HELP: Fitting 3 Hours onto DVD-9

Posted by dvgtft2008 
HELP: Fitting 3 Hours onto DVD-9
June 13, 2010 02:19PM
Hello,

I am creating a 2-DVD set of a 13-episode television series. Each episode is (almost exactly) 30 minutes long. I'm trying to put 6 episodes on one DVD-9 and 7 on the second DVD, and it's just not working. I thought I'd ask for some guidance.

Each episode is shot and edited in HDV on FCP. My compression process is what Ken Stone recommends here: [www.kenstone.net]

I've generally had success using this process, with little loss in quality. But this is the first time I've tried to fit more than 3 episodes onto a DVD.

First, I used the Compressor Presets for DVD Best Quality 150 minutes. The video ended up looking horrible. Even the slightest facial movements got all pixellated.

The second time, I used the DVD Best Quality 90 minutes preset, which I have used before and which usually end up looking great.

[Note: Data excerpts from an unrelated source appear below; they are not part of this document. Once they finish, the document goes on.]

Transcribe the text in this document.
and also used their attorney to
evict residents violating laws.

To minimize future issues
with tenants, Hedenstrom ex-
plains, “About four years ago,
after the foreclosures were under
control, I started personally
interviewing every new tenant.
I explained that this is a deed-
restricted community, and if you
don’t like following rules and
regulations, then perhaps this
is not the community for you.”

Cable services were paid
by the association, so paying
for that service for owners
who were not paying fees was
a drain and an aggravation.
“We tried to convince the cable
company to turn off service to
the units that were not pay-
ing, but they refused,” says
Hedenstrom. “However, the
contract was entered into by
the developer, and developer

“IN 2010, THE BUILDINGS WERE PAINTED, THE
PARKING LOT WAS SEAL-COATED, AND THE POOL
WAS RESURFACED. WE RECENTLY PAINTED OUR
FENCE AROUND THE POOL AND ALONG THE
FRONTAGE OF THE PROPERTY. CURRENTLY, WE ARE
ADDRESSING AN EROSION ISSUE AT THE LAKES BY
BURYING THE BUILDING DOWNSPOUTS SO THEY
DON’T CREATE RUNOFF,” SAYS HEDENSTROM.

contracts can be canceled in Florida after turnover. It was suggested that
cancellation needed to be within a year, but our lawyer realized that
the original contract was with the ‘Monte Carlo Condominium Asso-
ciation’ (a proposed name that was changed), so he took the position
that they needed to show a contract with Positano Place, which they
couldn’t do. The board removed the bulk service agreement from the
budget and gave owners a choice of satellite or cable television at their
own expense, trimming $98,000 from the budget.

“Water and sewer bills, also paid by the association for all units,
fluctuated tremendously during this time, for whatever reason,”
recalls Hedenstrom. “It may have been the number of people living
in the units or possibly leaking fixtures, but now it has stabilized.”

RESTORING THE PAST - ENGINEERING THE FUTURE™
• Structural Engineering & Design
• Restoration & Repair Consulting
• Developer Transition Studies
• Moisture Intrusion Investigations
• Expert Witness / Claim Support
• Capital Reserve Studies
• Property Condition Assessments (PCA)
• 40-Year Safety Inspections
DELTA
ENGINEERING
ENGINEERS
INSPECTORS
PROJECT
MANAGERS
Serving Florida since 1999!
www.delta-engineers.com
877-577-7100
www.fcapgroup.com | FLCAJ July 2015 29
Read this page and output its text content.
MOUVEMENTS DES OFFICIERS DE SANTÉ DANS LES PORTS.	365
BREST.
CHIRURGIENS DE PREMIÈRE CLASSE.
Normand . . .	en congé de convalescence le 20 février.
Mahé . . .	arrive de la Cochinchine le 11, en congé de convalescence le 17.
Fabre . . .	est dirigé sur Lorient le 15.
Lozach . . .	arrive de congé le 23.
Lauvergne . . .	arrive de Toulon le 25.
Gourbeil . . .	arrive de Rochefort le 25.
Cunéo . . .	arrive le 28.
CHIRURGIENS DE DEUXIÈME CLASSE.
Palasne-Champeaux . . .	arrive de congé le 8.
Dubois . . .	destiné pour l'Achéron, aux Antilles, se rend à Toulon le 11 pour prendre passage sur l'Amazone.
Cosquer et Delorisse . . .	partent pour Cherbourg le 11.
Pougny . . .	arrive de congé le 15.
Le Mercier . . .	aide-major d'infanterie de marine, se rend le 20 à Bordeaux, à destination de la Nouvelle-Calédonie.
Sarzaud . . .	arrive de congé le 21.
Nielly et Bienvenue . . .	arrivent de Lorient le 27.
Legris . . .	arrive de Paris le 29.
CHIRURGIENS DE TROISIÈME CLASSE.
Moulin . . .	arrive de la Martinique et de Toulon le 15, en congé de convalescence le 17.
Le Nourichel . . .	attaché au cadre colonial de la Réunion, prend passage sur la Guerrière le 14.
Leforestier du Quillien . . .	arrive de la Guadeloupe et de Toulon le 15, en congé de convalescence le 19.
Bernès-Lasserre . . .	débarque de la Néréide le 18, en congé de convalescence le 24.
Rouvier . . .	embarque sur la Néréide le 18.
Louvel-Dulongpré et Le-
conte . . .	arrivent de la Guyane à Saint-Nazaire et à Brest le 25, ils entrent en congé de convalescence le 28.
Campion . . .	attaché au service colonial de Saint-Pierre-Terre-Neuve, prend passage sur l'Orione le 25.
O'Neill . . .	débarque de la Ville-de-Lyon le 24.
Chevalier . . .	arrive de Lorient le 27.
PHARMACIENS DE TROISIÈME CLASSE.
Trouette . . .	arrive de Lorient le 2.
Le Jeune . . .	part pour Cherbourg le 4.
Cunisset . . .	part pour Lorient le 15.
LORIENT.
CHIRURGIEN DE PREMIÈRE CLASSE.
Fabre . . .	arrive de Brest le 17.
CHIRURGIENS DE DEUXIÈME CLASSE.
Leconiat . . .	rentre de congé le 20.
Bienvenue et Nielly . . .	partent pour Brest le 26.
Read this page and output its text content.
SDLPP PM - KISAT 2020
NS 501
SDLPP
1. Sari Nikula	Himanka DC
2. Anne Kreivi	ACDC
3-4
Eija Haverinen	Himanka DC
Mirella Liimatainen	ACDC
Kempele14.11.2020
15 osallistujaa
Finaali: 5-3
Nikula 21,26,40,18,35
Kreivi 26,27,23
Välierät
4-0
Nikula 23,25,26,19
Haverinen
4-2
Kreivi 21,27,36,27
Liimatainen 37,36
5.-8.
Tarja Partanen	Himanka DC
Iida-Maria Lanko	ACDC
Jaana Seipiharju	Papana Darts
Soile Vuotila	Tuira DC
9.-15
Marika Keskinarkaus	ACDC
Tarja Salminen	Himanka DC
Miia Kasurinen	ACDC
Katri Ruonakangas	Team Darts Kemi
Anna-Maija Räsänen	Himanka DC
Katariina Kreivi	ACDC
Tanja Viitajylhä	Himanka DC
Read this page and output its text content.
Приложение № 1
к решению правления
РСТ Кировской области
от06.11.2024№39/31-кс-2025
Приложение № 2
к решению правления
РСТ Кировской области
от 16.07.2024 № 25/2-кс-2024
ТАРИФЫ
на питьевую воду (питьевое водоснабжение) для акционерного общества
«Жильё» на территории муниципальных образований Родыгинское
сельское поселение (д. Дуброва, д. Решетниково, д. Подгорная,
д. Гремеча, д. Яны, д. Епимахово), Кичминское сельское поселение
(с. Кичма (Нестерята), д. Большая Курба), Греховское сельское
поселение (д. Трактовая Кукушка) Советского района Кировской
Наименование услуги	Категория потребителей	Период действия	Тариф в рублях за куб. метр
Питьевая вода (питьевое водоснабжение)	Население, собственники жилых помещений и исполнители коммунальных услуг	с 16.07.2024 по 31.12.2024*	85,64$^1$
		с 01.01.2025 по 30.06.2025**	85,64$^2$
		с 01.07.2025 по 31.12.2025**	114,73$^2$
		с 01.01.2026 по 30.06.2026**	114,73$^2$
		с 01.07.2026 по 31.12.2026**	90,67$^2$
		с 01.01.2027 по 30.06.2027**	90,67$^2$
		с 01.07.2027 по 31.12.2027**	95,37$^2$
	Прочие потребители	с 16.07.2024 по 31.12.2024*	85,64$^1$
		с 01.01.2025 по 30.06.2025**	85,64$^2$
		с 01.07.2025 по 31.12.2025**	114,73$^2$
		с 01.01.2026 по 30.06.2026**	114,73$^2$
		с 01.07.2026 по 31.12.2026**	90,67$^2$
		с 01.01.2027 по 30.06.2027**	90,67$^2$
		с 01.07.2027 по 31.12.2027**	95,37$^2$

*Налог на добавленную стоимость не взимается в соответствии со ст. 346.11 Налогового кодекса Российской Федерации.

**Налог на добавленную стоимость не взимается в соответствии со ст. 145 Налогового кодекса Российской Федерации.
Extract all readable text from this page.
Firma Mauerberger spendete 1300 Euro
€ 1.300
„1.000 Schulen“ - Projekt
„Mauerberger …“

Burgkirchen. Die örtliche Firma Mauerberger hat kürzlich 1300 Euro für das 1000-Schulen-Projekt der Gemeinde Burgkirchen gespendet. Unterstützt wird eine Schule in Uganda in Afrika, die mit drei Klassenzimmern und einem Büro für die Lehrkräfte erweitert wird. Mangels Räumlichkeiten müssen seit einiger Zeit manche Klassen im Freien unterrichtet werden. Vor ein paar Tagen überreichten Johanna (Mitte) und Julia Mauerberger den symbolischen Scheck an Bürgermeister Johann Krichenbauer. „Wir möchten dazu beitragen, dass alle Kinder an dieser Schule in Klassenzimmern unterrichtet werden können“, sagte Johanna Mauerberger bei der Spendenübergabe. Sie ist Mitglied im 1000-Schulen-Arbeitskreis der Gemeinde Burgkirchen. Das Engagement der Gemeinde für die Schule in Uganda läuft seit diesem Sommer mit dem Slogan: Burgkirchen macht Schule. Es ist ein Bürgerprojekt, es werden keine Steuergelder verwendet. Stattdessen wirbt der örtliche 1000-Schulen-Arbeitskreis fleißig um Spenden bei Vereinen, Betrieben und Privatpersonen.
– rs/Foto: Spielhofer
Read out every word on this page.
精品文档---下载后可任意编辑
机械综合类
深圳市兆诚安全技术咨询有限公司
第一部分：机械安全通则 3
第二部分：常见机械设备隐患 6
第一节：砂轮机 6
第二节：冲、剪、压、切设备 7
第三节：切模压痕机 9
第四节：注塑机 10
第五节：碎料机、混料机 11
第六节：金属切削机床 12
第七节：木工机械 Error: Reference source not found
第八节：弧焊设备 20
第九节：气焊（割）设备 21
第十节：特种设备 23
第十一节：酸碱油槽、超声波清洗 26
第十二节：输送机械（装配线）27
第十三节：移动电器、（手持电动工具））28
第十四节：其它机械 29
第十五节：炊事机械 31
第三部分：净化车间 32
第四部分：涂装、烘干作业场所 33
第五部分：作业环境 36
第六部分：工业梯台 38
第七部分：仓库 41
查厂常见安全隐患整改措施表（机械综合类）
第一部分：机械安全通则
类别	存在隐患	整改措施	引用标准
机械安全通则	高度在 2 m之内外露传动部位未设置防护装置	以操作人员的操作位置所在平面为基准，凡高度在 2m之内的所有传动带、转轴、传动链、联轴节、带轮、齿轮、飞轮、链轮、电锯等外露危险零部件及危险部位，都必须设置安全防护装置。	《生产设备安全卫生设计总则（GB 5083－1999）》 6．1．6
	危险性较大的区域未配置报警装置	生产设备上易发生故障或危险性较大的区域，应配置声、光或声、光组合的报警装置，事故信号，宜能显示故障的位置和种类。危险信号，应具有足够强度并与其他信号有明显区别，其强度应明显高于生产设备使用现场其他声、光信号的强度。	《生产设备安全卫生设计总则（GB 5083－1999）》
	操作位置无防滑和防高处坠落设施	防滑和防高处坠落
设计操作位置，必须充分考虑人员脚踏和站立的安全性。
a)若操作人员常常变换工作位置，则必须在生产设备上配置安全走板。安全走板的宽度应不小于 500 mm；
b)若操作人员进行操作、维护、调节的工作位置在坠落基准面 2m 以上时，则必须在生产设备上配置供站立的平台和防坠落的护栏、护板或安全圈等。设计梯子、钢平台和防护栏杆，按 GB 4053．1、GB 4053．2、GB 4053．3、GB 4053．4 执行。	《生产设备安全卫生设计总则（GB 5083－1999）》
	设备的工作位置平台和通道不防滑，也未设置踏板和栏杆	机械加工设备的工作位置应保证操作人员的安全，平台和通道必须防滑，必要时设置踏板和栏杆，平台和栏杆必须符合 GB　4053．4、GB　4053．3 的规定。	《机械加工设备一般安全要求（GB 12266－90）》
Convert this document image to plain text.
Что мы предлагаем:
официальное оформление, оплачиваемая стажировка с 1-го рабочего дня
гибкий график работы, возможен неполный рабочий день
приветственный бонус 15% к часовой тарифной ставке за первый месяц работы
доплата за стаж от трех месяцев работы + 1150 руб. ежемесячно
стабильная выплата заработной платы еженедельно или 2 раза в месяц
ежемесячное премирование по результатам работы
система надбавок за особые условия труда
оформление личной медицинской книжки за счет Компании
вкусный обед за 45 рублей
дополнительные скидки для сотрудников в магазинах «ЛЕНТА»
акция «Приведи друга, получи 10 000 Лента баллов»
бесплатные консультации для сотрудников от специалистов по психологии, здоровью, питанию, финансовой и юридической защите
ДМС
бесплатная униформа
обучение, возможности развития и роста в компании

But 6 episodes compressed at this rate just won't fit. It's about .3 MB over the available space on the disk.

Right now, I've got 6 MPEG-2s at 1.28 GB a piece (one is 1.18). Six AC3s that vary in size from 38.52 MB to 41.73 MB. My first play warning is only 130 KB and my DVD menus are small, only about 120 KB. Each episode has English subtitles, but as I understand it, these don't take up much space.

The thing that gets me is, I have a 2-DVD set in front of my--Samantha Brown's Passport to Great Weekends. There are nine 21-minute episodes on each disk!!

I know that lowering the bit rate is key. I also know that having multiple audio streams in these projects creates larger files. Many of these episodes have multiple audio streams, for music, sound effects, voice overs, ambient sound, etc. (All files used are AIFFs.) So I know this is an issue. However, when I look at the file sizes of the two different compression sessions, it seems that only the video files were lowered significantly. The audio files are relatively the same.

Is it possible to lower the bit rate on the AUDIO files, but to keep the video files as good as possible?

Is there something else I'm overlooking or that I might consider? Any guidance would be very appreciated. Thanks!
Re: HELP: Fitting 3 Hours onto DVD-9
June 13, 2010 04:13PM
So - you're using Compressor, and you are using the preset settings, right? When you use the 90 minute setting you are minutely over the limit... why not 'tweak' the settings manually to reduce the max bitrate in use to something very slightly less. You'll save the .3Mb in no time.

You say you are using AC3 for the audio with your 6 MPEGs but later you say you have got AIFFs. If you have indeed got AIFFs then you should convert these to AC3 as they will be about ten times smaller, and will use far less bandwidth when played back, but sound identical to the AIFF version.

DVDSP will not do anything with AIFF files to reduce their size as AIFF (or any PCM based audio) is 'legal' on a DVD and thus DVDSP interprets it as not needing anything done. Apart from that, DVDSP itself doesn't include a Dolby Digital compression engine (but does include the QuickTime encoder). You'll have to deal with the audio when in Compressor.

If this is really just .3Mb over the limit then recovering that kind of space is pretty trivial when you convert your audio to AC3. Even if you tweak the video, it's a tiny amount to save.

Did you mean .3Gb? In which case it is slightly harder, but by converting AIFF to AC3 you'll find that much fairly quickly, too.

--

lafcpug mod
Re: HELP: Fitting 3 Hours onto DVD-9
June 13, 2010 07:33PM
Thanks, Hal. Good idea. I ended up doing this after I posted. I'll see if it works, both with quality and size. The video files are a tad smaller.

I meant the files were AIFFs in the FCP projects. I have read that other types of sound files can also cause size issues. Sorry to confuse.

Thank you!
Re: HELP: Fitting 3 Hours onto DVD-9
June 14, 2010 02:07PM
AC3 has never caused any issues for me in over seven years of compressing and authoring for DVD. I always convert my audio to AC3. I will also keep an aiff file just in case I need to tweak levels or make other adjustments.

In Compressor set dialog normalization to -31dBFS(audio tab) and in Preprocessing change Compression preset to none.